A GRANDMOTHER who has enjoyed an expansive 50-year career in the nursing profession has said the job ‘would give her up before she gave it up.’

Lesley Williams, from Barningham, has spent five decades in the job she loves and in that time the 68-year-old has received a Florence Nightingale award for research and been recruited by the government to train nurses in the Seychelles.

To mark her achievement, she celebrated with a party at the home of her daughter, Samantha Reid, in Bury St Edmunds on Sunday.
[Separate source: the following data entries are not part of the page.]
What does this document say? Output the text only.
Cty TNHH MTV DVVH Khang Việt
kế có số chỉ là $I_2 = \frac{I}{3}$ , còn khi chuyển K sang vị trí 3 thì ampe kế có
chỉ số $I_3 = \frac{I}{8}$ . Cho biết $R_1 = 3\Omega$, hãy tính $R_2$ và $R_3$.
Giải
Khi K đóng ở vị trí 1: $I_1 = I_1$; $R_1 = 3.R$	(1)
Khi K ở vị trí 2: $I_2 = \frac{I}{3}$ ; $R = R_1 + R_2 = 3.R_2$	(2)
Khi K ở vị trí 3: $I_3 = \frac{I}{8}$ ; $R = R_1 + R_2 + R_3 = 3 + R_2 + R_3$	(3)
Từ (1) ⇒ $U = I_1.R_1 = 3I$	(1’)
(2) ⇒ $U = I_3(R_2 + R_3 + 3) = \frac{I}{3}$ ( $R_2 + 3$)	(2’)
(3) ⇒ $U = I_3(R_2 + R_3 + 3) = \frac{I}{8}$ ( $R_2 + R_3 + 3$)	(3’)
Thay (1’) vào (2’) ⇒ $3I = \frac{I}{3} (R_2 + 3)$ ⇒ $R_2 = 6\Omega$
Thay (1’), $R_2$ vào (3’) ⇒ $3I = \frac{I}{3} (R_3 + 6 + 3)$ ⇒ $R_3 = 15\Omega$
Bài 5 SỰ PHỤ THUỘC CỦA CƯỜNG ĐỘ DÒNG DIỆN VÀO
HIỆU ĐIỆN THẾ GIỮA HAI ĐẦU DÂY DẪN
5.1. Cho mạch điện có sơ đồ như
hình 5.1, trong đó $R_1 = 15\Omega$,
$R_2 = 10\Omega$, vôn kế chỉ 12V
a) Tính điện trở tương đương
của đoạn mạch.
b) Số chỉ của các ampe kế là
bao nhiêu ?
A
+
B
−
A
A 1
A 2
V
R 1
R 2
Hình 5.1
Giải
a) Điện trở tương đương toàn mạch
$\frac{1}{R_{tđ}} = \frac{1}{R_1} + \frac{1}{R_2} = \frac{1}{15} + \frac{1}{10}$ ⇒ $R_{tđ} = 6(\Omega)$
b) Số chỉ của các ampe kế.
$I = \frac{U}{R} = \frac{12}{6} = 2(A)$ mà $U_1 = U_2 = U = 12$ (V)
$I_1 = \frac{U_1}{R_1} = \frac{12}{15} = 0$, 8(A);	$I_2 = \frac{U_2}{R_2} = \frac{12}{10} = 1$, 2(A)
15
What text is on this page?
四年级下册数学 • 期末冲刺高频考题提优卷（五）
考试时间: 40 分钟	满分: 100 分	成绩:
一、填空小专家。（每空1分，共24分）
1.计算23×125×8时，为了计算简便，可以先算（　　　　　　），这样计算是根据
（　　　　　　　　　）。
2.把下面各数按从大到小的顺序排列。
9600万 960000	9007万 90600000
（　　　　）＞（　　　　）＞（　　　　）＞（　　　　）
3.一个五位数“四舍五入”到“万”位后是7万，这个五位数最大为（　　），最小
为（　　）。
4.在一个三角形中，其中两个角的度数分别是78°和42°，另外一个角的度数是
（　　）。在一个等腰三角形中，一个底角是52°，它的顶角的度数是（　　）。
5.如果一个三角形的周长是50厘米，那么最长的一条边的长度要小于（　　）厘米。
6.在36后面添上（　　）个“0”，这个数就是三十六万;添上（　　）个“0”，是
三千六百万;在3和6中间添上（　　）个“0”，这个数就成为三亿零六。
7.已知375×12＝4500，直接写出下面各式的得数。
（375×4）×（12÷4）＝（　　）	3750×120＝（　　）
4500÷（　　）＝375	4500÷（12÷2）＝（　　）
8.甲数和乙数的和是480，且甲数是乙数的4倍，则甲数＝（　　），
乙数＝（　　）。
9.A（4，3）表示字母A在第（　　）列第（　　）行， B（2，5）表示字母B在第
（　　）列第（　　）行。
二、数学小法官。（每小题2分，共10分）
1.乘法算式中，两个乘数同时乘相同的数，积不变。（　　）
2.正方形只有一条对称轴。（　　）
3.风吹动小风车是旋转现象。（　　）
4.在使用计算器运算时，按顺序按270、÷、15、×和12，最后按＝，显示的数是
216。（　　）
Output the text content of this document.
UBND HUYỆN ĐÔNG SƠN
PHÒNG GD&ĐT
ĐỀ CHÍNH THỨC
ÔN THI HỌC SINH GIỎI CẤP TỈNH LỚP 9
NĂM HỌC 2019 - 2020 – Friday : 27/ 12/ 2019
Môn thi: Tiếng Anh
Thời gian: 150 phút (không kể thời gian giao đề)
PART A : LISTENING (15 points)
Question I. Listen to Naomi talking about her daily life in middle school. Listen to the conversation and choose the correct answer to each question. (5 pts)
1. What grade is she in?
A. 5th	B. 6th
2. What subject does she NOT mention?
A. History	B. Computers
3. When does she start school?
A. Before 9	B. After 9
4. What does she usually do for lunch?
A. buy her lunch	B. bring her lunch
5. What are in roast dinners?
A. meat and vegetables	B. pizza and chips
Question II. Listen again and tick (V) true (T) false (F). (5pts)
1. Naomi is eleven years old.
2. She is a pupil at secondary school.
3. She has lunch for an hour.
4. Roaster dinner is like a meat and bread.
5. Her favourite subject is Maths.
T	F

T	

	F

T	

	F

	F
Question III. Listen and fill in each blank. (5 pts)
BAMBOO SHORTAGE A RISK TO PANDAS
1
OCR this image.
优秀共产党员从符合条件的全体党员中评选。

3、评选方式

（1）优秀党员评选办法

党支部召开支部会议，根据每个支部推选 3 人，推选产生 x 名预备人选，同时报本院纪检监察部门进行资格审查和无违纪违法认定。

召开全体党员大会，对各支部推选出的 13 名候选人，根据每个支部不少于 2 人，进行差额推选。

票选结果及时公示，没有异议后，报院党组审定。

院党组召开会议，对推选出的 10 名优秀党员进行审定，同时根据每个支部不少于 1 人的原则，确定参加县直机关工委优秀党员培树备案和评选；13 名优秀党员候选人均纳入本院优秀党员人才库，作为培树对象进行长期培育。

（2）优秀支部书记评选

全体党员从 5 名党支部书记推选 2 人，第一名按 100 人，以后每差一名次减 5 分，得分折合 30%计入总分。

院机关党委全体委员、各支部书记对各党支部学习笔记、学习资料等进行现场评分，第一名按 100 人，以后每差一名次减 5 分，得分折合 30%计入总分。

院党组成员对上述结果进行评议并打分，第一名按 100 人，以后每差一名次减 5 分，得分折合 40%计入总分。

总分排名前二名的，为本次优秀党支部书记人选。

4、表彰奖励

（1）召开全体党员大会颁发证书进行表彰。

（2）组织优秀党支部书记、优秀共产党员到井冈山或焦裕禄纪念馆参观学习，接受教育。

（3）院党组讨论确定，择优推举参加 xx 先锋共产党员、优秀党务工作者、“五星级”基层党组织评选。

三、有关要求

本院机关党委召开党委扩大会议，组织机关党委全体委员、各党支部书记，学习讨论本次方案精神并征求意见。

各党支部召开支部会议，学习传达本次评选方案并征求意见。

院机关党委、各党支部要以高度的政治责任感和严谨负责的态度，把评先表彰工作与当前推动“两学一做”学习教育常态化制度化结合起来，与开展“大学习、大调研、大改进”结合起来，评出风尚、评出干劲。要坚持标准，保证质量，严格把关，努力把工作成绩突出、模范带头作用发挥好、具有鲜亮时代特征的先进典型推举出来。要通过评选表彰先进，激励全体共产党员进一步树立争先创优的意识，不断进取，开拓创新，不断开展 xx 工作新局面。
It gave her the chance to reminisce about the changes she has seen over the past 50 years, from the uniforms and the shrinking power of matron to improvements in stroke care and rehabilitation services.

Mrs Williams, who has two daughters and three grandchildren, previously worked for West Suffolk Health Authority, covering St Mary’s Hospital in Bury St Edmunds and the Walnuttree Hospital in Sudbury.

She currently works for NHS Great Yarmouth and Waveney as an education facilitator and is also divisional president for St John Ambulance in Bury St Edmunds.

Mrs Williams, who trained at the Royal Free Hospital in London, qualifying in 1964, said her current role has been particularly rewarding.

She said: “I can help students understand care of the elderly, and my best time is at the bed side. I’m also involved at palliative care at Waveney and I take pride in care of the dying.”

She added: “I love the care of the elderly and it was the Walnuttree that did that for me. It was a very inspiring place I found.”

Mrs Williams, of Millfield Road, said one of the attractions of nursing for her was it fulfilled her desire to be needed, and she has no inclination to retire any time soon.

She said: “Nursing will give me up before I give it up.”

Last October she visited Tanzania on a volunteering trip and she is hoping to return in the near future to offer her expertise at a hospital there.

Mrs Williams spoke of the dominance of the matron when she started out in her career, recalling a popular phrase: ‘The only thing that goes on the floor, nurse, is your feet.’

She remembered how she was once reprimanded by matron for placing a bet for a patient.

“The matrons in those days controlled absolutely everything and controlled what the surgeons did,” she said.

Other salient moments of her career have included becoming the first nurse to receive a masters degree at the University of East Anglia, she said.

She said Sunday’s celebration was really to say thank you to her family and friends who have supported her.

“I really only wanted to say thank you to them because nurses are always going here, there and everywhere and in other walks of life you would probably lose friends,” she said.